At Bien Hoa, on the northern outskirts of Saigon, a revolt was attempted at the local jail. In Thủ Dầu Một, another town northwest of Saigon, a march towards Saigon was planned, but was quickly dispersed by the authorities. At Bến Tre to the south in the Mekong Delta, a march by villagers resulted in the burning and destruction of the local archives and registers offices. After French authorities broke up the march, the participants retreated and began to attack any Vietnamese collaborators that they could lay their hands on. At Vũng Tàu, a port town to the southeast of Saigon, an armed group made a failed attempt to seize the military post. In Vĩnh Long in the delta, the Nghia Hoa society led a protest march to the office of the local French administrator, while a group that had come north from Cần Thơ with the intention of joining them was forcibly dispersed before reaching their destination. A bomb was uncovered in Mỹ Tho, while the town of Long Xuyên in the far south saw ransackings and kidnappings for ransom. In the town of Tây Ninh, on the western border with Cambodia, an armed rebel unit led by the self-proclaimed General Vuong Van Le briefly patrolled the surrounding areas.
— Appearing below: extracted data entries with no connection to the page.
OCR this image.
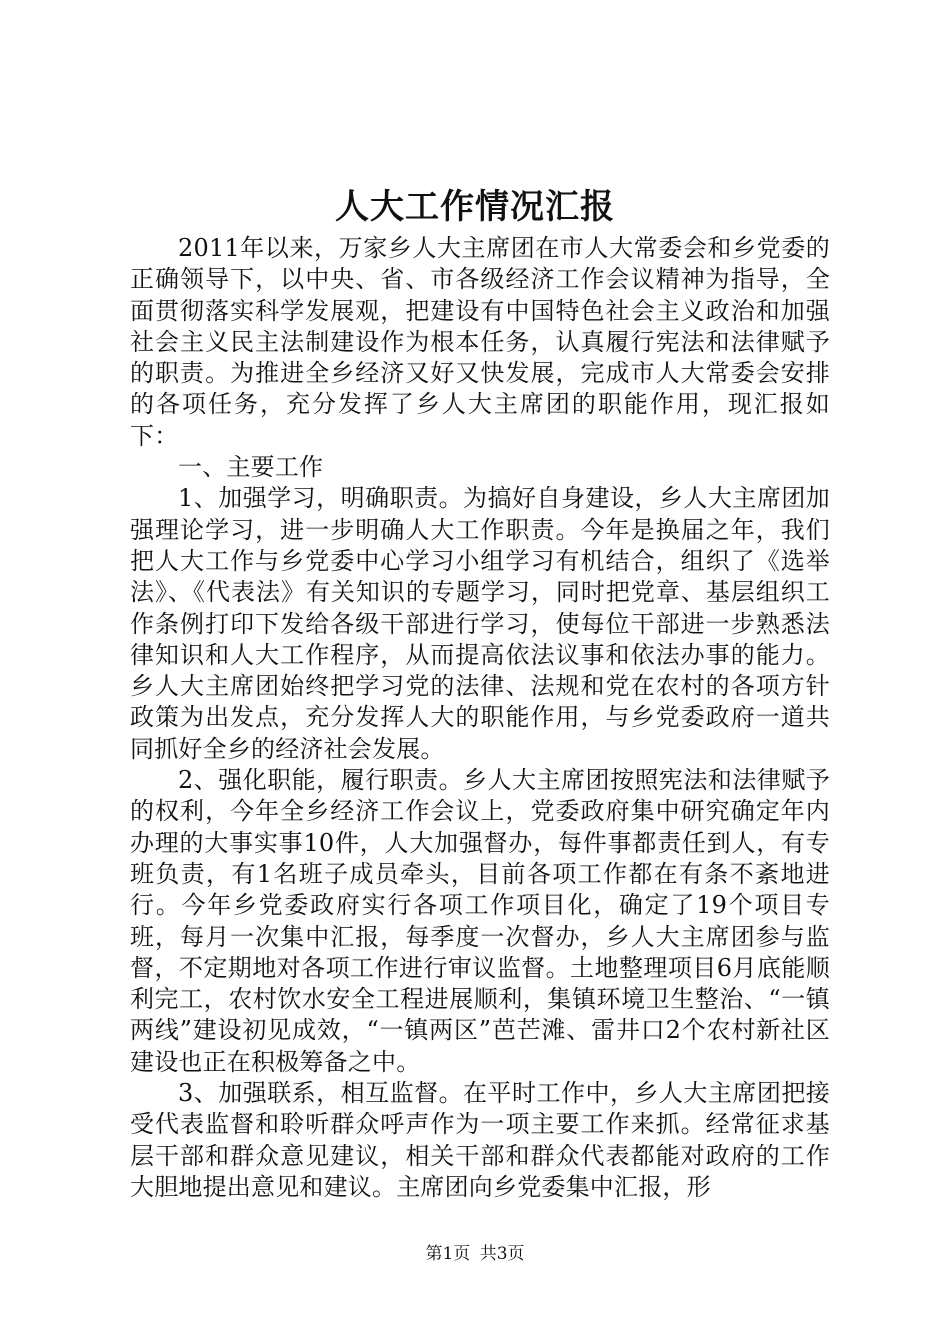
人大工作情况汇报

2011年以来，万家乡人大主席团在市人大常委会和乡党委的正确领导下，以中央、省、市各级经济工作会议精神为指导，全面贯彻落实科学发展观，把建设有中国特色社会主义政治和加强社会主义民主法制建设作为根本任务，认真履行宪法和法律赋予的职责。为推进全乡经济又好又快发展，完成市人大常委会安排的各项任务，充分发挥了乡人大主席团的职能作用，现汇报如下：

一、主要工作

1、加强学习，明确职责。为搞好自身建设，乡人大主席团加强理论学习，进一步明确人大工作职责。今年是换届之年，我们把人大工作与乡党委中心学习小组学习有机结合，组织了《选举法》、《代表法》有关知识的专题学习，同时把党章、基层组织工作条例打印下发给各级干部进行学习，使每位干部进一步熟悉法律知识和人大工作程序，从而提高依法议事和依法办事的能力。乡人大主席团始终把学习党的法律、法规和党在农村的各项方针政策为出发点，充分发挥人大的职能作用，与乡党委政府一道共同抓好全乡的经济社会发展。

2、强化职能，履行职责。乡人大主席团按照宪法和法律赋予的权利，今年全乡经济工作会议上，党委政府集中研究确定年内办理的大事实事10件，人大加强督办，每件事都责任到人，有专班负责，有1名班子成员牵头，目前各项工作都在有条不紊地进行。今年乡党委政府实行各项工作项目化，确定了19个项目专班，每月一次集中汇报，每季度一次督办，乡人大主席团参与监督，不定期地对各项工作进行审议监督。土地整理项目6月底能顺利完工，农村饮水安全工程进展顺利，集镇环境卫生整治、“一镇两线”建设初见成效，“一镇两区”芭芒滩、雷井口2个农村新社区建设也正在积极筹备之中。

3、加强联系，相互监督。在平时工作中，乡人大主席团把接受代表监督和聆听群众呼声作为一项主要工作来抓。经常征求基层干部和群众意见建议，相关干部和群众代表都能对政府的工作大胆地提出意见和建议。主席团向乡党委集中汇报，形

第1页 共3页
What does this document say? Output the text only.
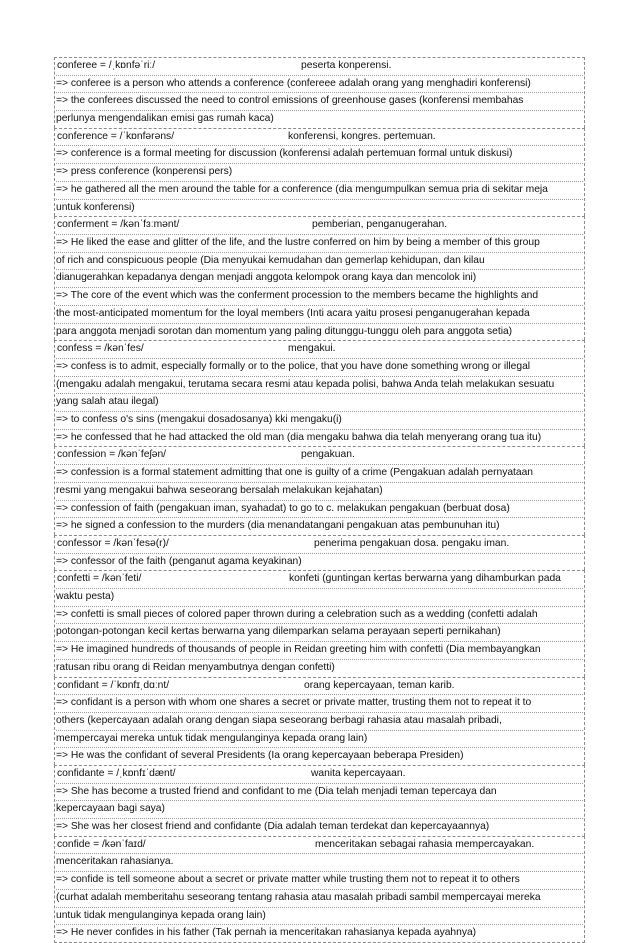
conferee = /ˌkɒnfəˈriː/	peserta konperensi.
=> conferee is a person who attends a conference (confereee adalah orang yang menghadiri konferensi)
=> the conferees discussed the need to control emissions of greenhouse gases (konferensi membahas
perlunya mengendalikan emisi gas rumah kaca)
conference = /ˈkɒnfərəns/	konferensi, kongres. pertemuan.
=> conference is a formal meeting for discussion (konferensi adalah pertemuan formal untuk diskusi)
=> press conference (konperensi pers)
=> he gathered all the men around the table for a conference (dia mengumpulkan semua pria di sekitar meja
untuk konferensi)
conferment = /kənˈfɜːmənt/	pemberian, penganugerahan.
=> He liked the ease and glitter of the life, and the lustre conferred on him by being a member of this group
of rich and conspicuous people (Dia menyukai kemudahan dan gemerlap kehidupan, dan kilau
dianugerahkan kepadanya dengan menjadi anggota kelompok orang kaya dan mencolok ini)
=> The core of the event which was the conferment procession to the members became the highlights and
the most-anticipated momentum for the loyal members (Inti acara yaitu prosesi penganugerahan kepada
para anggota menjadi sorotan dan momentum yang paling ditunggu-tunggu oleh para anggota setia)
confess = /kənˈfes/	mengakui.
=> confess is to admit, especially formally or to the police, that you have done something wrong or illegal
(mengaku adalah mengakui, terutama secara resmi atau kepada polisi, bahwa Anda telah melakukan sesuatu
yang salah atau ilegal)
=> to confess o's sins (mengakui dosadosanya) kki mengaku(i)
=> he confessed that he had attacked the old man (dia mengaku bahwa dia telah menyerang orang tua itu)
confession = /kənˈfeʃən/	pengakuan.
=> confession is a formal statement admitting that one is guilty of a crime (Pengakuan adalah pernyataan
resmi yang mengakui bahwa seseorang bersalah melakukan kejahatan)
=> confession of faith (pengakuan iman, syahadat) to go to c. melakukan pengakuan (berbuat dosa)
=> he signed a confession to the murders (dia menandatangani pengakuan atas pembunuhan itu)
confessor = /kənˈfesə(r)/	penerima pengakuan dosa. pengaku iman.
=> confessor of the faith (penganut agama keyakinan)
confetti = /kənˈfeti/	konfeti (guntingan kertas berwarna yang dihamburkan pada
waktu pesta)
=> confetti is small pieces of colored paper thrown during a celebration such as a wedding (confetti adalah
potongan-potongan kecil kertas berwarna yang dilemparkan selama perayaan seperti pernikahan)
=> He imagined hundreds of thousands of people in Reidan greeting him with confetti (Dia membayangkan
ratusan ribu orang di Reidan menyambutnya dengan confetti)
confidant = /ˈkɒnfɪˌdɑːnt/	orang kepercayaan, teman karib.
=> confidant is a person with whom one shares a secret or private matter, trusting them not to repeat it to
others (kepercayaan adalah orang dengan siapa seseorang berbagi rahasia atau masalah pribadi,
mempercayai mereka untuk tidak mengulanginya kepada orang lain)
=> He was the confidant of several Presidents (Ia orang kepercayaan beberapa Presiden)
confidante = /ˌkɒnfɪˈdænt/	wanita kepercayaan.
=> She has become a trusted friend and confidant to me (Dia telah menjadi teman tepercaya dan
kepercayaan bagi saya)
=> She was her closest friend and confidante (Dia adalah teman terdekat dan kepercayaannya)
confide = /kənˈfaɪd/	menceritakan sebagai rahasia mempercayakan.
menceritakan rahasianya.
=> confide is tell someone about a secret or private matter while trusting them not to repeat it to others
(curhat adalah memberitahu seseorang tentang rahasia atau masalah pribadi sambil mempercayai mereka
untuk tidak mengulanginya kepada orang lain)
=> He never confides in his father (Tak pernah ia menceritakan rahasianya kepada ayahnya)
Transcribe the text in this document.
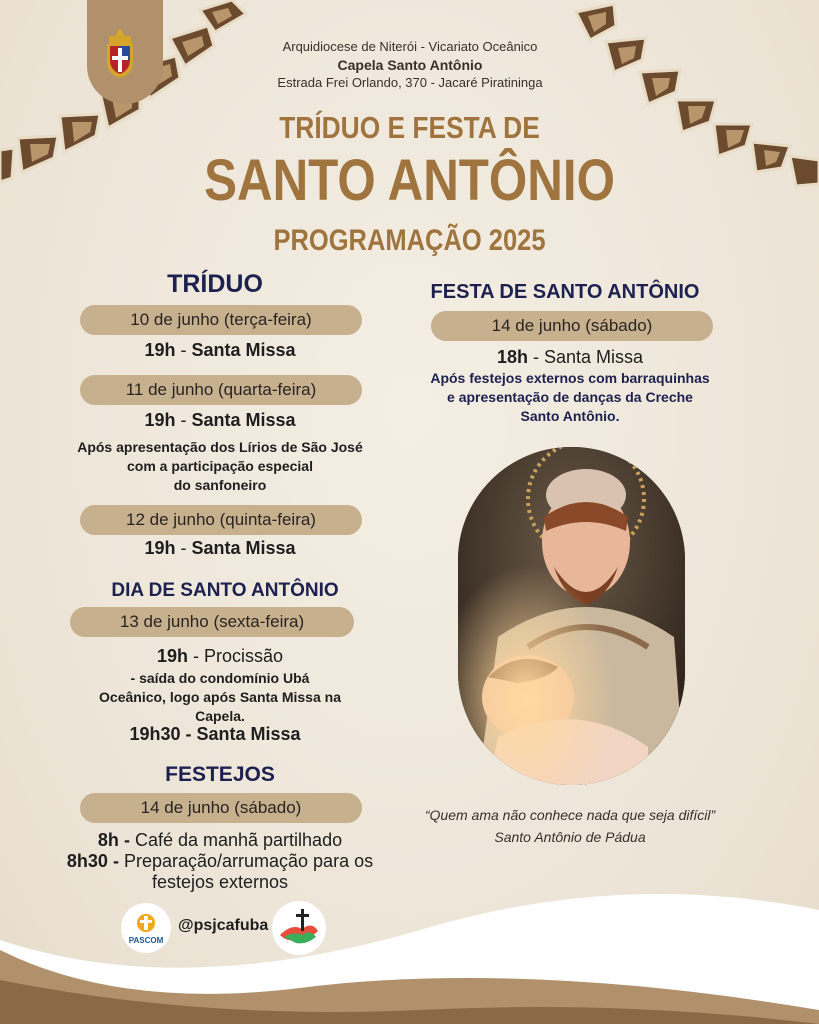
Arquidiocese de Niterói - Vicariato Oceânico
Capela Santo Antônio
Estrada Frei Orlando, 370 - Jacaré Piratininga
TRÍDUO E FESTA DE
SANTO ANTÔNIO
PROGRAMAÇÃO 2025
TRÍDUO
10 de junho (terça-feira)
19h - Santa Missa
11 de junho (quarta-feira)
19h - Santa Missa
Após apresentação dos Lírios de São José
com a participação especial
do sanfoneiro
12 de junho (quinta-feira)
19h - Santa Missa
DIA DE SANTO ANTÔNIO
13 de junho (sexta-feira)
19h - Procissão
- saída do condomínio Ubá
Oceânico, logo após Santa Missa na
Capela.
19h30 - Santa Missa
FESTEJOS
14 de junho (sábado)
8h - Café da manhã partilhado
8h30 - Preparação/arrumação para os
festejos externos
FESTA DE SANTO ANTÔNIO
14 de junho (sábado)
18h - Santa Missa
Após festejos externos com barraquinhas
e apresentação de danças da Creche
Santo Antônio.
“Quem ama não conhece nada que seja difícil”
Santo Antônio de Pádua
PASCOM
@psjcafuba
The French community in Cochinchina was taken aback by the revolt that had occurred and demanded a strong response from the colonial authorities. Hundreds of Vietnamese were quickly apprehended, and summary justice was dispensed by a French War Council. Eventually, 51 people were put to death and an unknown number of dissidents were jailed. Despite some criticism back in France about the severity of the reaction, the local authorities prevailed in implementing their strong response.